The Ugly Canadian: Stephen Harper’s Warmongering
I have spent a few days reading Yves Engler’s book, The Ugly Canadian: Stephen Harper’s Foreign Policy (2012) about the inhumane, cold-hearted and ruthless actions of Canada’s Prime Minister Stephen Harper. This has left me feeling nauseated and ill. Today, sitting in a coffee shop in Vancouver, I looked across the sunny street at Indigo Books and they had a huge banner inscribed with “The world needs more Canada” in their front window. If it’s Harper’s Canada we are talking about, the world certainly does not need more Canada.
Early on before Harper was PM, people warned that if Canadians elected this guy there would be big trouble ahead. He was to be feared. But not enough people really believed that he would unleash the most right-wing agenda ever seen in good old progressive Canada, the big geographical country with lots of resources and billed as a fine place to live. We hike in the mountains and toast our peacekeepers in faraway stormy lands. “It’s all good” as my son might say.

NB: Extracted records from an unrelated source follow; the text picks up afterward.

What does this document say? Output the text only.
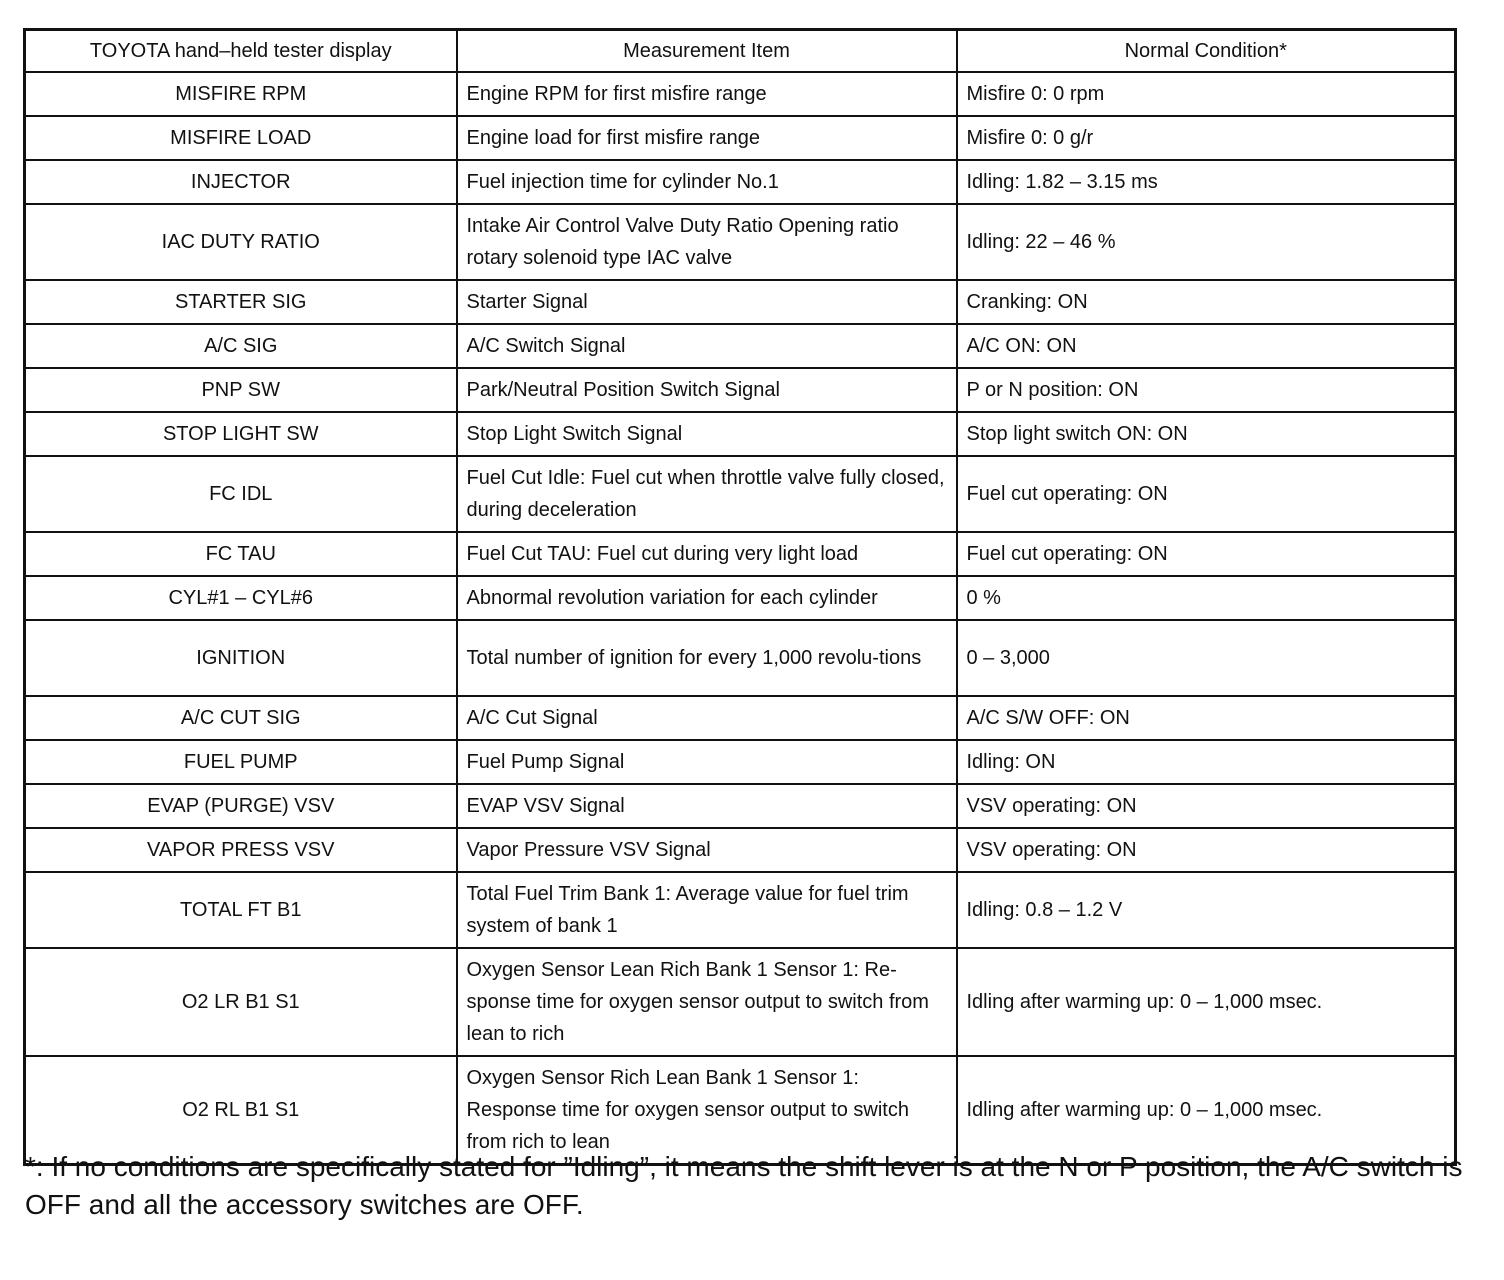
TOYOTA hand–held tester display	Measurement Item	Normal Condition*
MISFIRE RPM	Engine RPM for first misfire range	Misfire 0: 0 rpm
MISFIRE LOAD	Engine load for first misfire range	Misfire 0: 0 g/r
INJECTOR	Fuel injection time for cylinder No.1	Idling: 1.82 – 3.15 ms
IAC DUTY RATIO	Intake Air Control Valve Duty Ratio Opening ratio rotary solenoid type IAC valve	Idling: 22 – 46 %
STARTER SIG	Starter Signal	Cranking: ON
A/C SIG	A/C Switch Signal	A/C ON: ON
PNP SW	Park/Neutral Position Switch Signal	P or N position: ON
STOP LIGHT SW	Stop Light Switch Signal	Stop light switch ON: ON
FC IDL	Fuel Cut Idle: Fuel cut when throttle valve fully closed, during deceleration	Fuel cut operating: ON
FC TAU	Fuel Cut TAU: Fuel cut during very light load	Fuel cut operating: ON
CYL#1 – CYL#6	Abnormal revolution variation for each cylinder	0 %
IGNITION	Total number of ignition for every 1,000 revolu-tions	0 – 3,000
A/C CUT SIG	A/C Cut Signal	A/C S/W OFF: ON
FUEL PUMP	Fuel Pump Signal	Idling: ON
EVAP (PURGE) VSV	EVAP VSV Signal	VSV operating: ON
VAPOR PRESS VSV	Vapor Pressure VSV Signal	VSV operating: ON
TOTAL FT B1	Total Fuel Trim Bank 1: Average value for fuel trim system of bank 1	Idling: 0.8 – 1.2 V
O2 LR B1 S1	Oxygen Sensor Lean Rich Bank 1 Sensor 1: Re-sponse time for oxygen sensor output to switch from lean to rich	Idling after warming up: 0 – 1,000 msec.
O2 RL B1 S1	Oxygen Sensor Rich Lean Bank 1 Sensor 1: Response time for oxygen sensor output to switch from rich to lean	Idling after warming up: 0 – 1,000 msec.
*: If no conditions are specifically stated for ”Idling”, it means the shift lever is at the N or P position, the A/C switch is OFF and all the accessory switches are OFF.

Engler is in his mid-thirties and has established himself as a Chomsky-styled iconoclast. He has punctured holes in Canada’s beloved myths. Canada’s esteemed diplomat and former PM, Lester B. Pearson, doesn’t look too good after Engler takes the myth apart, brick by brick. In Engler’s portrait, Pearson was an ardent cold warrior, supported colonialism and apartheid in South Africa, Zionism and coups in Guatemala, Iran and Brazil. He also supported the US war in Viet Nam and pushed to send Canadian troops to Korea. Engler certainly poked a stick in a hornet’s nest. Really? Couldn’t be so. Not sweet Lester.